Left in Andover: The other side of Terrible Mtn.

By Susan Leader
©2020 Telegraph Publishing LLC

I was born and still live at the sunny southern foot of Terrible Mountain. At 2,900 feet altitude, our mountain is neither exceptionally tall, nor harsh, ranking  No. 214 in the state.

The accepted explanation for its ominous name is the obstacle it presented to through-traffic between Andover and its western end, leading to the splitting off of “Weston” into a separate town in 1799.

Modern topographical map showing Terrible Mountain. Click illustration to enlarge

But there is folklore as well. The Italian terribilita, “provoking terror, awe, or a sense of the sublime” is a term ascribed to experiencing the art of Michelangelo. Our mountain seems to share that power.

My own vote, or at least sympathies, for the most “terrible” story goes to an elderly neighbor who once described to me a harrowing childhood trip she took with her family by ox wagon over the mountain to Ludlow. Afflicted with a terrible toothache, it was an all-day affair to get her to the dentist in Ludlow.
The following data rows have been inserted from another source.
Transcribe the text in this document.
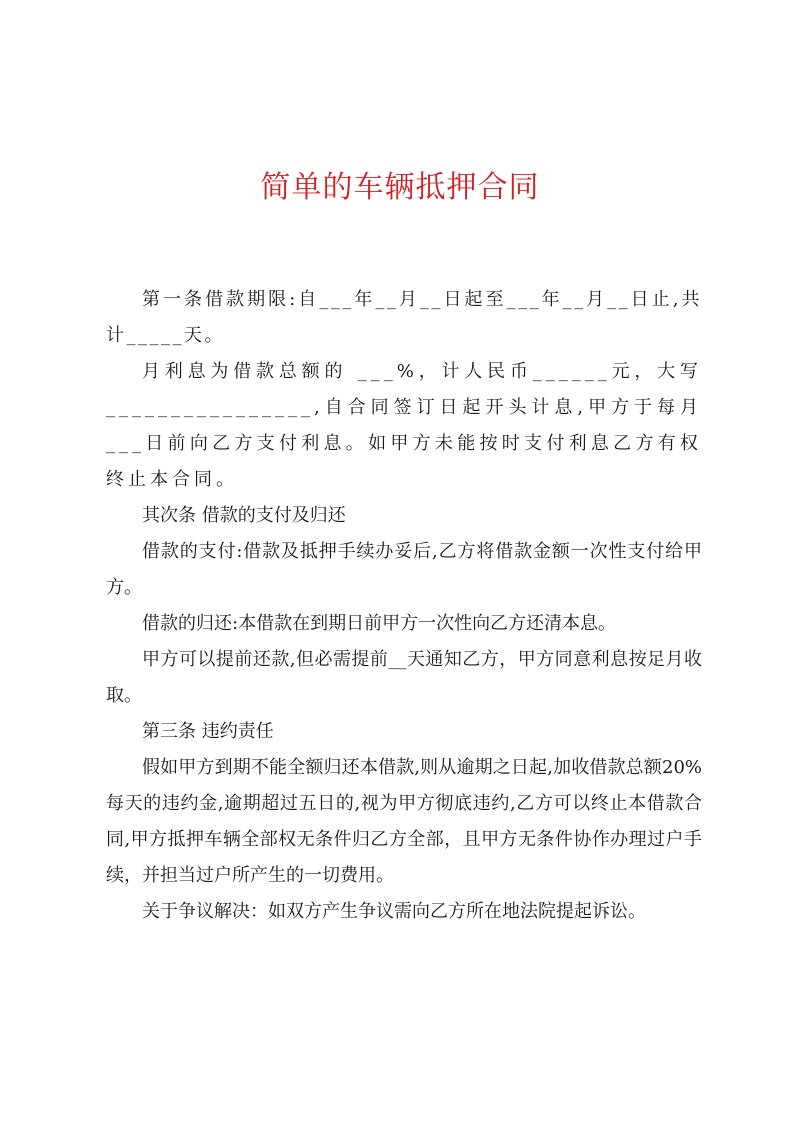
简单的车辆抵押合同

第一条借款期限:自___年__月__日起至___年__月__日止,共计_____天。

月利息为借款总额的 ___%，计人民币______元，大写________________,自合同签订日起开头计息,甲方于每月___日前向乙方支付利息。如甲方未能按时支付利息乙方有权终止本合同。

其次条 借款的支付及归还

借款的支付:借款及抵押手续办妥后,乙方将借款金额一次性支付给甲方。

借款的归还:本借款在到期日前甲方一次性向乙方还清本息。

甲方可以提前还款,但必需提前__天通知乙方，甲方同意利息按足月收取。

第三条 违约责任

假如甲方到期不能全额归还本借款,则从逾期之日起,加收借款总额20%每天的违约金,逾期超过五日的,视为甲方彻底违约,乙方可以终止本借款合同,甲方抵押车辆全部权无条件归乙方全部，且甲方无条件协作办理过户手续，并担当过户所产生的一切费用。

关于争议解决：如双方产生争议需向乙方所在地法院提起诉讼。
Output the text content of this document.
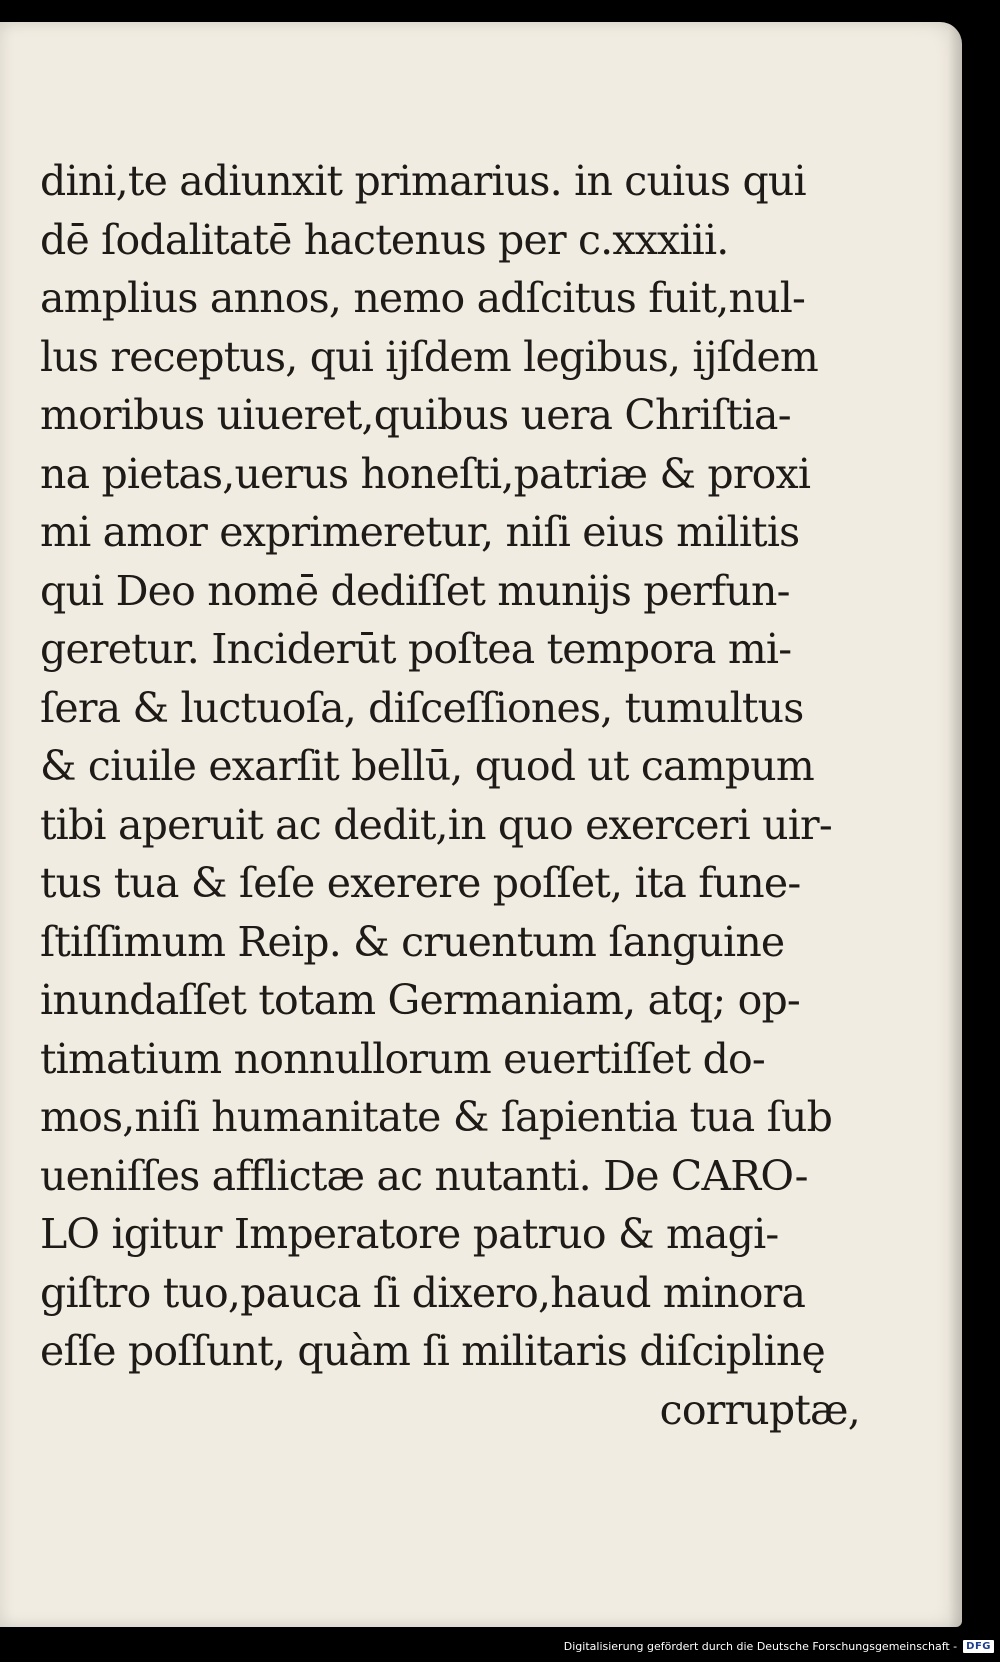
dini,te adiunxit primarius. in cuius qui
dē ſodalitatē hactenus per c.xxxiii.
amplius annos, nemo adſcitus fuit,nul-
lus receptus, qui ijſdem legibus, ijſdem
moribus uiueret,quibus uera Chriſtia-
na pietas,uerus honeſti,patriæ & proxi
mi amor exprimeretur, niſi eius militis
qui Deo nomē dediſſet munijs perfun-
geretur. Inciderūt poſtea tempora mi-
ſera & luctuoſa, diſceſſiones, tumultus
& ciuile exarſit bellū, quod ut campum
tibi aperuit ac dedit,in quo exerceri uir-
tus tua & ſeſe exerere poſſet, ita fune-
ſtiſſimum Reip. & cruentum ſanguine
inundaſſet totam Germaniam, atq; op-
timatium nonnullorum euertiſſet do-
mos,niſi humanitate & ſapientia tua ſub
ueniſſes afflictæ ac nutanti. De CARO-
LO igitur Imperatore patruo & magi-
giſtro tuo,pauca ſi dixero,haud minora
eſſe poſſunt, quàm ſi militaris diſciplinę
corruptæ,
Digitalisierung gefördert durch die Deutsche Forschungsgemeinschaft - DFG
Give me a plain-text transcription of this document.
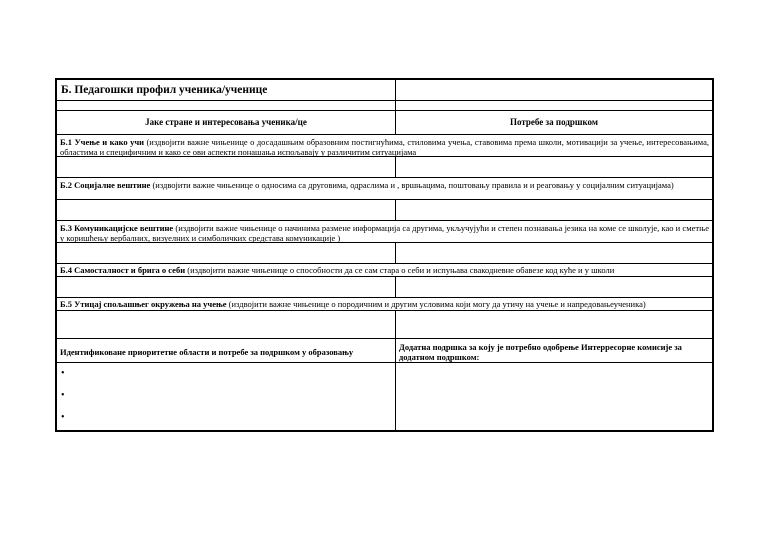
Б. Педагошки профил ученика/ученице
Јаке стране и интересовања ученика/це	Потребе за подршком
Б.1 Учење и како учи (издвојити важне чињенице о досадашњим образовним постигнућима, стиловима учења, ставовима према школи, мотивацији за учење, интересовањима, областима и специфичним и како се ови аспекти понашања испољавају у различитим ситуацијама
Б.2 Социјалне вештине (издвојити важне чињенице о односима са друговима, одраслима и , вршњацима, поштовању правила и и реаговању у социјалним ситуацијама)
Б.3 Комуникацијске вештине (издвојити важне чињенице о начинима размене информација са другима, укључујући и степен познавања језика на коме се школује, као и сметње у коришћењу вербалних, визуелних и симболичких средстава комуникације )
Б.4 Самосталност и брига о себи (издвојити важне чињенице о способности да се сам стара о себи и испуњава свакодневне обавезе код куће и у школи
Б.5 Утицај спољашњег окружења на учење (издвојити важне чињенице о породичним и другим условима који могу да утичу на учење и напредовањеученика)
Идентификоване приоритетне области и потребе за подршком у образовању	Додатна подршка за коју је потребно одобрење Интерресорне комисије за додатном подршком:
•
•
•
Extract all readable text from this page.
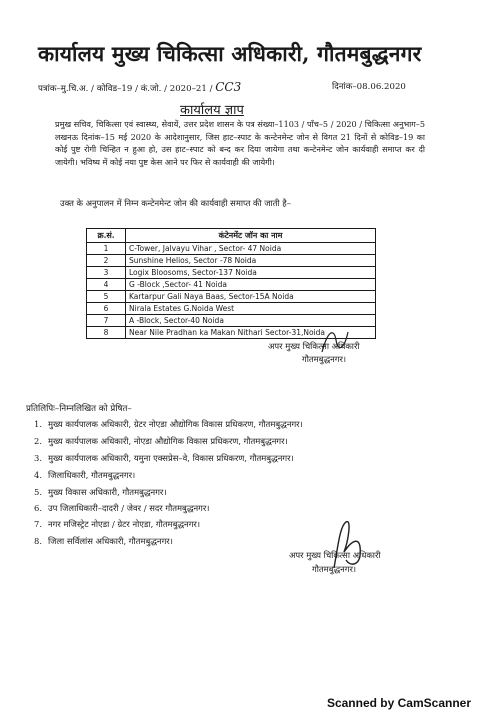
कार्यालय मुख्य चिकित्सा अधिकारी, गौतमबुद्धनगर
पत्रांक–मु.चि.अ. / कोविड–19 / कं.जो. / 2020–21 / CC3	दिनांक–08.06.2020
कार्यालय ज्ञाप
प्रमुख सचिव, चिकित्सा एवं स्वास्थ्य, सेवायें, उत्तर प्रदेश शासन के पत्र संख्या–1103 / पाँच–5 / 2020 / चिकित्सा अनुभाग–5 लखनऊ दिनांक–15 मई 2020 के आदेशानुसार, जिस हाट–स्पाट के कन्टेनमेन्ट जोन से विगत 21 दिनों से कोविड–19 का कोई पुष्ट रोगी चिन्हित न हुआ हो, उस हाट–स्पाट को बन्द कर दिया जायेगा तथा कन्टेनमेन्ट जोन कार्यवाही समाप्त कर दी जायेगी। भविष्य में कोई नया पुष्ट केस आने पर फिर से कार्यवाही की जायेगी।
उक्त के अनुपालन में निम्न कन्टेनमेन्ट जोन की कार्यवाही समाप्त की जाती है–
क्र.सं.	कंटेनमेंट जॉन का नाम
1	C-Tower, Jalvayu Vihar , Sector- 47 Noida
2	Sunshine Helios, Sector -78 Noida
3	Logix Bloosoms, Sector-137 Noida
4	G -Block ,Sector- 41 Noida
5	Kartarpur Gali Naya Baas, Sector-15A Noida
6	Nirala Estates G.Noida West
7	A -Block, Sector-40 Noida
8	Near Nile Pradhan ka Makan Nithari Sector-31,Noida
अपर मुख्य चिकित्सा अधिकारी
गौतमबुद्धनगर।
प्रतिलिपिः–निम्नलिखित को प्रेषित–
1. मुख्य कार्यपालक अधिकारी, ग्रेटर नोएडा औद्योगिक विकास प्रधिकरण, गौतमबुद्धनगर।
2. मुख्य कार्यपालक अधिकारी, नोएडा औद्योगिक विकास प्रधिकरण, गौतमबुद्धनगर।
3. मुख्य कार्यपालक अधिकारी, यमुना एक्सप्रेस–वे, विकास प्रधिकरण, गौतमबुद्धनगर।
4. जिलाधिकारी, गौतमबुद्धनगर।
5. मुख्य विकास अधिकारी, गौतमबुद्धनगर।
6. उप जिलाधिकारी–दादरी / जेवर / सदर गौतमबुद्धनगर।
7. नगर मजिस्ट्रेट नोएडा / ग्रेटर नोएडा, गौतमबुद्धनगर।
8. जिला सर्विलांस अधिकारी, गौतमबुद्धनगर।
अपर मुख्य चिकित्सा अधिकारी
गौतमबुद्धनगर।
Scanned by CamScanner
For her 1982 ethnography Waters of the Lonely Way, Ernestine Pannes pumped long-time Weston resident Marion Boothby on this burning issue:

“Mt Terrible? The story is it was named by a woman who was so careless as to let her fire go out. To start it again, she had to walk over the mountain from this side to a little house on the other side, where they gave her some live coals to carry back in her little iron pot with an iron cover. She trudged over the mountain to get her fire, and trudged back over the blazed trail. There was no road. Before she got back she was of the opinion it was a terrible mountain and Terrible Mountain it is to this day.”

The first official map of Andover, chartered in 1761, bears no mention of Terrible Mountain. The early land speculators cleverly dubbed her Mount Pleasant.

Original Leader springhouse is still extant, abandoned to the fairies up on the mountain.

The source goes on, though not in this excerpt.